Let $\lambda_1,...,\lambda_n$ be a set of distinct eigenvalues for a linear operator $T:V \to V$. Define $$\Lambda_{\lambda_i}=\{v \in V | (\lambda_i I-T)^{n_i}(v)=0 \text{ for some } n_i\in \mathbb N\}$$ I am trying to prove that the subspaces $\Lambda_{\lambda_1},\Lambda_{\lambda_2},...,\Lambda_{\lambda_n}$ are linearly independent. My approach is to use induction on $n$.
For the base case $n=1$ the result is trivial since $\forall v\in\Lambda_{\lambda_1}$ if $v=0$ then $v=0$.
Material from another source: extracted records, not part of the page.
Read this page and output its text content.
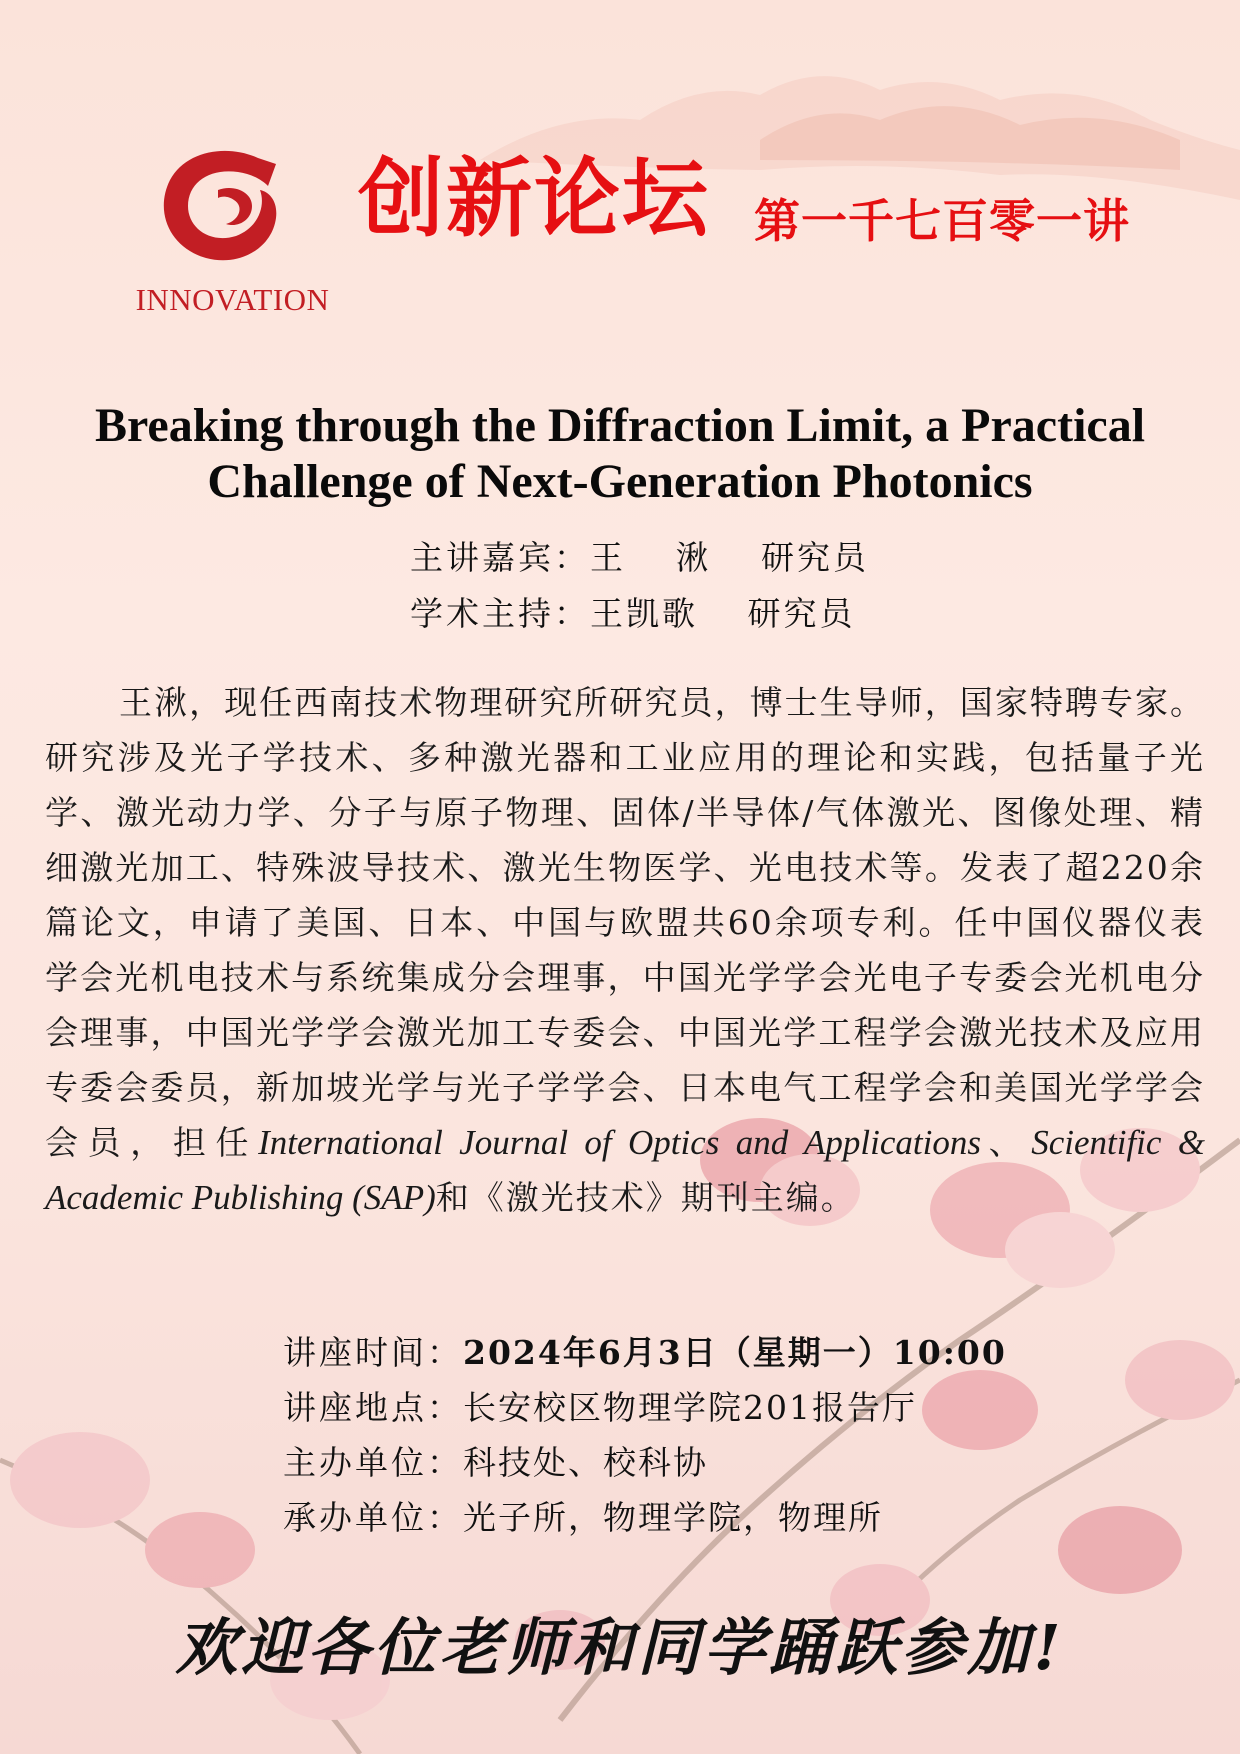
INNOVATION
创新论坛 第一千七百零一讲
Breaking through the Diffraction Limit, a Practical
Challenge of Next-Generation Photonics
主讲嘉宾：王　 湫　 研究员
学术主持：王凯歌　 研究员
王湫，现任西南技术物理研究所研究员，博士生导师，国家特聘专家。研究涉及光子学技术、多种激光器和工业应用的理论和实践，包括量子光学、激光动力学、分子与原子物理、固体/半导体/气体激光、图像处理、精细激光加工、特殊波导技术、激光生物医学、光电技术等。发表了超220余篇论文，申请了美国、日本、中国与欧盟共60余项专利。任中国仪器仪表学会光机电技术与系统集成分会理事，中国光学学会光电子专委会光机电分会理事，中国光学学会激光加工专委会、中国光学工程学会激光技术及应用专委会委员，新加坡光学与光子学学会、日本电气工程学会和美国光学学会会员，担任International Journal of Optics and Applications、Scientific & Academic Publishing (SAP)和《激光技术》期刊主编。
讲座时间：2024年6月3日（星期一）10:00
讲座地点：长安校区物理学院201报告厅
主办单位：科技处、校科协
承办单位：光子所，物理学院，物理所
欢迎各位老师和同学踊跃参加!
Now assume that $\Lambda_{\lambda_1},...,\Lambda_{\lambda_{r}}$ are linearly independent for some $r<n$ (Induction hypothesis). Suppose that $$v_1+ \dot{} \dot{} \dot{}+v_r+v_{r+1}=0$$ where each $v_i \in \Lambda_{\lambda_i}$ for $i=1,...,r+1.$ We can apply $(\lambda_{r+1}I-T)^{n_{r+1}}$ to both sides of the equation to get that $$(\lambda_{r+1}I-T)^{n_{r+1}}(v_1+ \dot{} \dot{} \dot{}+v_r)+(\lambda_{r+1}I-T)^{n_{r+1}}(v_{r+1})=0$$ and since $v_{r+1}\in \Lambda_{\lambda_{r+1}}$ we get that $$(\lambda_{r+1}I-T)^{n_{r+1}}(v_1+ \dot{} \dot{} \dot{}+v_r)=0$$ Now, in order to use my induction hypothesis I need to show that $v_1+ \dot{} \dot{} \dot{}+v_r=0$ and this is where I get stuck. Why must it be true at this point that $v_1+ \dot{} \dot{} \dot{}+v_r=0$?